On November 5, the FHFA announced that it had directed Fannie Mae and Freddie Mac to implement new restrictions on lender-placed insurance practices. In March, the FHFA sought comments on certain potential lender-placed insurance restrictions, including new policies to (i) prohibit sellers and servicers from receiving, directly or indirectly, remuneration associated with placing coverage with or maintaining placement with particular insurance providers, and (ii) prohibit sellers and servicers from receiving, directly or indirectly, remuneration associated with an insurance provider ceding premiums to a reinsurer that is owned by, affiliated with or controlled by the sellers or servicer. Following that comment process and related efforts by the FHFA to obtain feedback on these issues, the FHFA now has directed Fannie Mae and Freddie Mac to provide aligned guidance to sellers and servicers to prohibit servicers from being reimbursed for expenses associated with captive reinsurance arrangements. The announcement does not provide any timeline for the new guidance, but states Fannie Mae and Freddie Mac will provide implementation schedules with the new rules.

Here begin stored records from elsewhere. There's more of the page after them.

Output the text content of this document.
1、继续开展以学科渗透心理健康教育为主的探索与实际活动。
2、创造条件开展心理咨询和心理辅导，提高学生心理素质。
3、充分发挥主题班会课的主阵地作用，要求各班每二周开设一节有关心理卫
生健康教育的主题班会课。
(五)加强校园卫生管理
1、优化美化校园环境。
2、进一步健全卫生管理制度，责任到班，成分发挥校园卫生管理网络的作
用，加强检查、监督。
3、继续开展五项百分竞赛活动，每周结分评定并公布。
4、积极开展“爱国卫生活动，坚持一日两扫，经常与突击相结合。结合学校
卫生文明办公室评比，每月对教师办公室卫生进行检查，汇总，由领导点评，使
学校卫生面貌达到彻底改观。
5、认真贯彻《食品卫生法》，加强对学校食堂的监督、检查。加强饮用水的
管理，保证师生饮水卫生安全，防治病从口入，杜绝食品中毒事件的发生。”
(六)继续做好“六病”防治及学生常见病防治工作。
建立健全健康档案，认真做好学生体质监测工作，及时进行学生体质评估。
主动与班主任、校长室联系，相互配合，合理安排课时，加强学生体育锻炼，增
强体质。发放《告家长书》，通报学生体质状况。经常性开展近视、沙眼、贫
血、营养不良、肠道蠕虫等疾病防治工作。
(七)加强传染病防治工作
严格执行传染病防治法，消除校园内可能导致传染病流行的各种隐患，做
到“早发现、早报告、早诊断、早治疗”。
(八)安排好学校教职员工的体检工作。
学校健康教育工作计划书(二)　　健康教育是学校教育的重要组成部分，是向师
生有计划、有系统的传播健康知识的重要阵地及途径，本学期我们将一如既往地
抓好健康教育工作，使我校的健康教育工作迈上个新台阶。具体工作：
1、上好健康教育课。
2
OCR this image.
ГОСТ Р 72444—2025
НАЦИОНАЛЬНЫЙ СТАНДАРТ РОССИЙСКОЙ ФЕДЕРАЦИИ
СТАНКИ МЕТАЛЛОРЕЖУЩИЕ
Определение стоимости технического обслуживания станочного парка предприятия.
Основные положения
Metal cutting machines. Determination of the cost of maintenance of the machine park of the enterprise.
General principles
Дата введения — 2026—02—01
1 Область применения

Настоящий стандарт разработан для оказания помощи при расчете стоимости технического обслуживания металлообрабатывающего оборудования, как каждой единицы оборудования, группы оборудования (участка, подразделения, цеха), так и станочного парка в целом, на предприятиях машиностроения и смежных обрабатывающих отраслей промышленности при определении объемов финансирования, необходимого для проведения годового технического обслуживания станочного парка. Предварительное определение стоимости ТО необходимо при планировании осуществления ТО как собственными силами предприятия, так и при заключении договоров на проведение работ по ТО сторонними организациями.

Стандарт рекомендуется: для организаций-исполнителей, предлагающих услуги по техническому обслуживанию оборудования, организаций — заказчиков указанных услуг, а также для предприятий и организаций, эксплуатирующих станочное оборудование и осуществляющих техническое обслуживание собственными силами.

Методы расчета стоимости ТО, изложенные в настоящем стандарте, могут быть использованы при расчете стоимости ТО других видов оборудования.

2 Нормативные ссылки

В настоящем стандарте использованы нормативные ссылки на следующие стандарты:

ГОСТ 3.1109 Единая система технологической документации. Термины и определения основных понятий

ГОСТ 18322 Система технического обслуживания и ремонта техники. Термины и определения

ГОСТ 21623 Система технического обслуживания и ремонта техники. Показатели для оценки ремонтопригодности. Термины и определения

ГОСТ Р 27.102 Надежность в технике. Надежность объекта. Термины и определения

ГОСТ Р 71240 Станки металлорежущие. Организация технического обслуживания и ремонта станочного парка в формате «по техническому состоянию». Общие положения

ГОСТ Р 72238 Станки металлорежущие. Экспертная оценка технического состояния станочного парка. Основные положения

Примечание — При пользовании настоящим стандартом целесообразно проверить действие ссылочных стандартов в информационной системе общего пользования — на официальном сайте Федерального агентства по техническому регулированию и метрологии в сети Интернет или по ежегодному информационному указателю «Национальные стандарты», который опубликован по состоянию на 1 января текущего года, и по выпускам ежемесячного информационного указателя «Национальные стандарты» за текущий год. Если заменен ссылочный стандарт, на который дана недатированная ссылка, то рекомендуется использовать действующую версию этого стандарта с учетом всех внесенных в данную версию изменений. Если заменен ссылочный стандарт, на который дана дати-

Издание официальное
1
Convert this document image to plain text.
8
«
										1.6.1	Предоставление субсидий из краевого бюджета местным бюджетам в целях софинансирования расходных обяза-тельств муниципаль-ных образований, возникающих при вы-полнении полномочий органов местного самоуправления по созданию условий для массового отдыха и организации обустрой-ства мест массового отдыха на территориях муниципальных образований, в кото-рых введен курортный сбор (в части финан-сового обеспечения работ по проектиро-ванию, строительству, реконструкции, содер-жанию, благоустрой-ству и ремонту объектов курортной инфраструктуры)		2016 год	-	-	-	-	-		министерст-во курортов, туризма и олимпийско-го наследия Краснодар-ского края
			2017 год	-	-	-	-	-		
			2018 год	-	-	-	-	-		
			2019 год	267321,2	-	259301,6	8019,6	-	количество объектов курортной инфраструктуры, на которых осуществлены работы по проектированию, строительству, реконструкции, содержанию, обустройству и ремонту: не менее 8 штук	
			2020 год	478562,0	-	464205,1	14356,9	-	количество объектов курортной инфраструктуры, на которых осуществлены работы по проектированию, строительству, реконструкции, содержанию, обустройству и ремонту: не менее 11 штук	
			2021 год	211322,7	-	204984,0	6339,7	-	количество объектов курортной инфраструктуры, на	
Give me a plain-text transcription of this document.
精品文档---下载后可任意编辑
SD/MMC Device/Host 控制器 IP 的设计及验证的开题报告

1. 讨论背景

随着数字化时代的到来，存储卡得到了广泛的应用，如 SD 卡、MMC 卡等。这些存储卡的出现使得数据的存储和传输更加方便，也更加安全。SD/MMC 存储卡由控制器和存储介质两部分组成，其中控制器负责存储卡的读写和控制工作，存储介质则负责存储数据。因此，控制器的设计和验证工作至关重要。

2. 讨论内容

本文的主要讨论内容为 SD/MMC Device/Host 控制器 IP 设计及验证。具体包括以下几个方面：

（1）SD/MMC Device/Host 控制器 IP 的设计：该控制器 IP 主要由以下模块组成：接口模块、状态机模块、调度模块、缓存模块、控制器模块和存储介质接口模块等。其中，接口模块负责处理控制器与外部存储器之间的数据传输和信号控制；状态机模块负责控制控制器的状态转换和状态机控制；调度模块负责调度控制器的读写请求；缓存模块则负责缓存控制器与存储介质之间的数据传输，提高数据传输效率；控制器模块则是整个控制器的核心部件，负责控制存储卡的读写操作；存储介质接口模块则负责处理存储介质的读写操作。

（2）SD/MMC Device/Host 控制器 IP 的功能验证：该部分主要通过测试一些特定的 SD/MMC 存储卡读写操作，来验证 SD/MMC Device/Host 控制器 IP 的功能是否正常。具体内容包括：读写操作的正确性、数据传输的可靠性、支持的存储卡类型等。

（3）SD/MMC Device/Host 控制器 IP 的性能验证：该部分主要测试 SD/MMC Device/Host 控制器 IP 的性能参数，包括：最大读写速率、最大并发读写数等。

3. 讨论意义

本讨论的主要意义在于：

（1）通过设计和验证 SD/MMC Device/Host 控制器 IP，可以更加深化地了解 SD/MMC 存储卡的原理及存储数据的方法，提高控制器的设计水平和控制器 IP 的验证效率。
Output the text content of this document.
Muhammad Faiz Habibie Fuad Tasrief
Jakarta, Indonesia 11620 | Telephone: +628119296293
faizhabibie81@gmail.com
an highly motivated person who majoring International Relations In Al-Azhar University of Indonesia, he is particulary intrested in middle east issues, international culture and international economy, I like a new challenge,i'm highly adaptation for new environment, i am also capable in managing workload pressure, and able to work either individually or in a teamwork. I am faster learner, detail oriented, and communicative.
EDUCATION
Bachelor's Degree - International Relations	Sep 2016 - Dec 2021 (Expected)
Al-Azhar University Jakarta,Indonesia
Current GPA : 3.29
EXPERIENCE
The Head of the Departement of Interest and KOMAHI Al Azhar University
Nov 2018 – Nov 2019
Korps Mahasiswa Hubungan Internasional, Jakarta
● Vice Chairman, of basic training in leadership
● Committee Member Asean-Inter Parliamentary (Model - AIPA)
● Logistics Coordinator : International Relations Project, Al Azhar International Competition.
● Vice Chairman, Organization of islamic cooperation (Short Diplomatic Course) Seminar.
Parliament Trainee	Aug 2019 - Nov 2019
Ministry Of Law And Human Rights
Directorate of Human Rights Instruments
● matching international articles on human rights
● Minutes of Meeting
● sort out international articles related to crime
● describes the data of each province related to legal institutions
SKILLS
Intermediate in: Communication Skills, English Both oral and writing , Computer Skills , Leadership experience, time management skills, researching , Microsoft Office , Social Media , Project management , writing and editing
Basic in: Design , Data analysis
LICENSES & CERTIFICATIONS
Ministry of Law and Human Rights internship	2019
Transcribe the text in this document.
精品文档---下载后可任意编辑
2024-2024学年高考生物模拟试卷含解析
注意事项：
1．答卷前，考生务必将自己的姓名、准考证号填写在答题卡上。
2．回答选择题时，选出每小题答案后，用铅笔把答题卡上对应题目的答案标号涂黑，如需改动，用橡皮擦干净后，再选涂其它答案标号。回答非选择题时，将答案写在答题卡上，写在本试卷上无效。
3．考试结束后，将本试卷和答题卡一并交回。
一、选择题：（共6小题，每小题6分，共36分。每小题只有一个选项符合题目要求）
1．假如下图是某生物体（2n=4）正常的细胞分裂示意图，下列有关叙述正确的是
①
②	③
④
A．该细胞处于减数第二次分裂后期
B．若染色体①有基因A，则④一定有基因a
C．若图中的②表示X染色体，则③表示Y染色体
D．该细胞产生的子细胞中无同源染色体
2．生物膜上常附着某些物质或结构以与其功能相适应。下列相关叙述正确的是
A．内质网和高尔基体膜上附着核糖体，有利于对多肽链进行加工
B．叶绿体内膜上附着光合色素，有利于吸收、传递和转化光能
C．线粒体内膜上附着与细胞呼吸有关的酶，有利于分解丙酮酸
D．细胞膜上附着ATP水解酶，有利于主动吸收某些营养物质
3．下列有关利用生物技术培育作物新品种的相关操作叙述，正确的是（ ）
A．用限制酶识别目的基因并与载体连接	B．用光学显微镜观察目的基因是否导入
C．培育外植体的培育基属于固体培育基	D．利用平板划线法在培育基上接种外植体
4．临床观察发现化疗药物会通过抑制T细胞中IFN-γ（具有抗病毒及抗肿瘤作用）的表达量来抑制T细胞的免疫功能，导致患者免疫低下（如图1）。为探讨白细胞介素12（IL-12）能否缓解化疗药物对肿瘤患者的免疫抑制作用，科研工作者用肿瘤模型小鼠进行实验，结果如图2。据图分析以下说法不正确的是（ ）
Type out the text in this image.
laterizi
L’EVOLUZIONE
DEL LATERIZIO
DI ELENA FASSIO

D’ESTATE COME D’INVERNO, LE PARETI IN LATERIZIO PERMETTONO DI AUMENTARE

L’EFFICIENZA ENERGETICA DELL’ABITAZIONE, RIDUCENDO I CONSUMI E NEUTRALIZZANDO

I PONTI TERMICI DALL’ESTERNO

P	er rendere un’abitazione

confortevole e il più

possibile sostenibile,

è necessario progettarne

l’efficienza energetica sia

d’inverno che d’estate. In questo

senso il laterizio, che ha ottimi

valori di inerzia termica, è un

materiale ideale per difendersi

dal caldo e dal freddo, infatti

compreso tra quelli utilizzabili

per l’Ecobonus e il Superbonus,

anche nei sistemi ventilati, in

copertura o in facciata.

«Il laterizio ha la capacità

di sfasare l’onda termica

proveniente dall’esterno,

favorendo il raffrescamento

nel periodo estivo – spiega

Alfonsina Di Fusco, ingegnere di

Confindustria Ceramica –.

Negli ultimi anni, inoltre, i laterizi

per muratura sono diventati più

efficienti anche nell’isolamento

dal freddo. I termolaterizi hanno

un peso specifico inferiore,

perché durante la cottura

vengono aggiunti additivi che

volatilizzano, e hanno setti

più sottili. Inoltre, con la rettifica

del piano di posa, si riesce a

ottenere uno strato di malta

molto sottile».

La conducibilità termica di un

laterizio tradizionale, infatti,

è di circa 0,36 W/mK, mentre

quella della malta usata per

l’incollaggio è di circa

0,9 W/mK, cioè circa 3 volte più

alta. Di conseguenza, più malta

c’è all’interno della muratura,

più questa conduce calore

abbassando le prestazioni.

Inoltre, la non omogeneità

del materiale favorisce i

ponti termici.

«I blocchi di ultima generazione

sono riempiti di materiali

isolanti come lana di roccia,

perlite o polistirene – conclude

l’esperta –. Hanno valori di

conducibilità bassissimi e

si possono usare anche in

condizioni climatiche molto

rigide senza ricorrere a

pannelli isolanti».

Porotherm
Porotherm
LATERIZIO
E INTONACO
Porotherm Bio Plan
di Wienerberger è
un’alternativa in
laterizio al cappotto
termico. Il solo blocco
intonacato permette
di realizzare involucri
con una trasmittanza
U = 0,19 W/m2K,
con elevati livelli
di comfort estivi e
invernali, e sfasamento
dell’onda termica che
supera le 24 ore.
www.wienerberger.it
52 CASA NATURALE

On November 4, the United States District Court for the Central District of California denied certification of a putative nationwide class that alleges a mortgage servicer and lender-placed insurance (LPI) companies violated California’s Unfair Competition Law (UCL), breached mortgage contracts, and unjustly enriched themselves by improperly charging and overcharging borrowers for lender-placed insurance. Gustafson v. BAC Home Loans Servicing LP, No. 11-00915, 2013 WL 5911252 (C.D. Cal. Nov. 4, 2013). The court held that the named borrowers could not assert a UCL claim nationwide because (i) the UCL claims fell within the mortgage contracts’ choice-of-law provisions, (ii) there are material differences among the states’ consumer protection laws, (iii) foreign states have an interest in regulating conduct that was carried out, in part, within their borders, and (iv) the last event necessary to make the insurers and servicer liable occurred where the insurance premiums were charged to borrowers in their home states. The court also held that the borrowers failed to meet the commonality and predominance requirements of Rule 23 for both their breach of contract and unjust enrichment claims, in part because laws regarding breach of contract, affirmative defenses, and unjust enrichment vary from state to state. Further, the court explained that the unjust enrichment claim required individualized fact determinations as to whether (i) borrowers who are charged for LPI may either not pay for it, or not pay the full rate, and (ii) individual class members’ circumstances could preclude or reduce recovery. BuckleySandler represents lender-placed insurers in this and other similar actions.